I have always found that plans are useless, but planning is indispensable.
Dwight Eisenhower
Eisenhower was making this comment in a military context, and it fits in well with Helmuth von Moltke’s much earlier quote:
No plan of battle ever survives contact with the enemy.
If we remove the quotes from their military context (although I have encountered plenty of people in my career who can legitimately lay claim to being “the enemy”), they talk about the usefulness of the planning process itself. A good project plan is rarely “useless”, but the planning that went into it should have brought many different aspects of the problem into play, and should have led to a far greater understanding of the problem space. This understanding helps when the plan makes contact with “the enemy” and has to be rethought.
I refer back to this post where the answer to the question “what was the most useful information you recorded during those design meetings?” was “the reasons why we didn’t do something”.
The two quotes also show the differences between “traditional” design processes and Agile design processes.
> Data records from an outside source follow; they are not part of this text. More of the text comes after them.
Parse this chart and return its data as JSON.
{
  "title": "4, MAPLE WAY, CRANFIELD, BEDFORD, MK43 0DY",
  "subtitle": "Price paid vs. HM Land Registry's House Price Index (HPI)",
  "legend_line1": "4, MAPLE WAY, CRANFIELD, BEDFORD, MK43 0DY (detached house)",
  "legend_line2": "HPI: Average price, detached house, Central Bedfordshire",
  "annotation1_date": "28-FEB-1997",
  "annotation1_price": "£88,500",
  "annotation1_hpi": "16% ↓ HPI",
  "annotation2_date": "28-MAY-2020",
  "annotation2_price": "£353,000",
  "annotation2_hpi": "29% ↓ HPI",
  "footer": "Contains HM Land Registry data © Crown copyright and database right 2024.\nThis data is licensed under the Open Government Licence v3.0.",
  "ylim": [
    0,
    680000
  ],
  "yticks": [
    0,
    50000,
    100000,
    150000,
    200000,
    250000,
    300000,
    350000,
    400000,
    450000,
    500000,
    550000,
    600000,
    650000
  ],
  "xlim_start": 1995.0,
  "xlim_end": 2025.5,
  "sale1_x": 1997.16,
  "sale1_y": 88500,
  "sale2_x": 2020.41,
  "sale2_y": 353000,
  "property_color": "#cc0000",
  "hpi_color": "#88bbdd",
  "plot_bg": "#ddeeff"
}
Up front planning absolutely has its uses, but the plan inevitably has to change when you start implementing it.
I like the comment about recording why things weren’t done. Both the good and bad aspects of a design which is chosen will make themselves known in due course whether or not anybody records them when the choice is made. It may be nice to know how accurately they were predicted (which would require recording the predictions when they were made) but the pros and cons of other approaches which might appear to be better (especially if they’re not!) would be valuable information that would be lost if not recorded.
This would be nice as an explicit step in a project postmortem (or retrospective if you’re trying to be a little more positive about the language). If I ever get the chance I’ll try this out.
I am also reminded of the famous quote of Mike Tyson: “Everyone has a plan ’til they get punched in the mouth”.